Recentemente, o Supremo Tribunal Federal enfrentou o tema da Repercussão Geral 1087 (ARE 1225185), fixando significado para o princípio da “soberania dos veredictos” no Tribunal do Júri, o qual tem a competência para julgar o mais grave crime, o doloso contra a vida. Essa nova definição, contudo, ainda deixa uma brecha incômoda para o sistema de justiça brasileiro.
Grosso modo, uma tese interpretativa professava que soberania popular significa dizer que um Tribunal de Justiça, no caso de recurso, não pode cassar a decisão de absolvição do réu, mesmo que reconhecidos autor e materialidade do homicídio, em manifesta contradição com as provas, considerando o poder de clemência do povo.
Por outra corrente, o Ministério Público defendia o limite desse poder, já que a lei prevê recurso próprio para decisões dissonantes das provas dos autos (art. 593, III, “d”, c/c o § 3º do CPP) e que a soberania se materializa em novo julgamento popular, alinhada com os princípios do contraditório e duplo grau de jurisdição.
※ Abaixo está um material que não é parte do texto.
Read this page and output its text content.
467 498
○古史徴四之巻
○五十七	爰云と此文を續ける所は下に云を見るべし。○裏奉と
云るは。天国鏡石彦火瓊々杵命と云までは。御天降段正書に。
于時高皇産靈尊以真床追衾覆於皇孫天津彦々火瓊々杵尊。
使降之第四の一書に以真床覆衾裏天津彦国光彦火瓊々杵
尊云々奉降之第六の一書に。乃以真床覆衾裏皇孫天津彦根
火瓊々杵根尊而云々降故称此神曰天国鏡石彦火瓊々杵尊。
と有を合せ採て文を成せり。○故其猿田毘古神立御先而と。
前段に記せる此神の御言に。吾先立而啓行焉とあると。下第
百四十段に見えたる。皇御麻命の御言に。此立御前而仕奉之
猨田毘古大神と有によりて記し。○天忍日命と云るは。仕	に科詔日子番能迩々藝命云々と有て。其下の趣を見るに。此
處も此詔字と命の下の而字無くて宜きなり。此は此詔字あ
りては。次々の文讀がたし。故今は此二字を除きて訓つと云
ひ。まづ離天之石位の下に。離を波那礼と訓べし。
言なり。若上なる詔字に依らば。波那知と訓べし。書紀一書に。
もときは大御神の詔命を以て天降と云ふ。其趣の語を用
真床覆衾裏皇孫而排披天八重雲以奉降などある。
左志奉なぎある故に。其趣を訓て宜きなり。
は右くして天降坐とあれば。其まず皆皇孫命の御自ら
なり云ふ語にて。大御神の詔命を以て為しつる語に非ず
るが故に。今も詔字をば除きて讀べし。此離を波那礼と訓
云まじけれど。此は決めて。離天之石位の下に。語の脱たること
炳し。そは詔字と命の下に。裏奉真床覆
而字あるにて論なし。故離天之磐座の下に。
Em meio termo, a recente decisão da Corte propôs inesperada definição. Reconheceu um poder de clemência popular passível de recurso, sob controle dos Tribunais de Justiça, estabelecendo critérios: a) deve ser arguida em plenário e registrada em ata; b) não pode violar a Constituição Federal e os precedentes vinculantes do STF.
Uma análise atenta demonstra a ilusória pretensão. Primeiro, porque a “clemência controlada” não supera os riscos envolvidos no julgamento, erros de votação cometidos pelos jurados ou o medo que pode prevalecer sobre a intenção de condenar um réu perigoso.
Ela também não é capaz controlar os juízos subjetivos que legitimam preconceitos extremos ao admitir a impunidade de homicídios praticados contra grupos vulneráveis em suas condições existenciais, como a população LGBTQIAP+, mulheres e negros etc.
A raiz desse problema reside na estrutura do rito do júri. Produto da era Vargas, nosso arcaico modelo francês - há muito rejeitado na França -, é incoerente com o recorte do pragmático quesito norte-americano introduzido no Brasil com a reforma do CPP (Lei nº 11.689/08). Esse conjugado potencializou juízos egocêntricos incontroláveis, somados por decisões isoladas de jurados incomunicáveis, algo inconcebível em muitos países.
Com efeito, na prática, a tese do controle é falha, pois ainda que não sejam verbalizados e registrados fundamentos ilícitos em plenário do júri (como a tese de legítima defesa da honra nos feminicídios, vedada pelo precedente da ADPF nº 779 do STF), o preconceito estrutural vivo ainda pode influenciar decisões de leigos, constituindo fator determinante da absolvição sem provas.
Ou seja, a defesa sustenta que o réu mudou de vida, que hoje é religioso, honesto e zeloso pai, mas se aquilo que realmente motiva o jurado em seu voto de absolvição é o preconceito velado que reduz a importância da vida da mulher vitimada, haverá afronta à Constituição Federal.
E por aí trafegaram, lado a lado, na lida forense, as aparentes licitudes da clemência, devidamente registradas em atas, cujos fundamentos, todavia, omitiram as verdadeiras essências das motivações violadoras dos mais caros direitos humanos e garantias fundamentais.
Enfim, a brecha legitima a velha estrutura que a Carta Maior pretendeu superar, encobrindo sob manto formal a impossibilidade de novo júri sobre absolvições errôneas, temerosas, racistas, sexistas, homofóbicas etc., afrontando não só provas, mas os essenciais valores constitucionais, o que é inadmissível.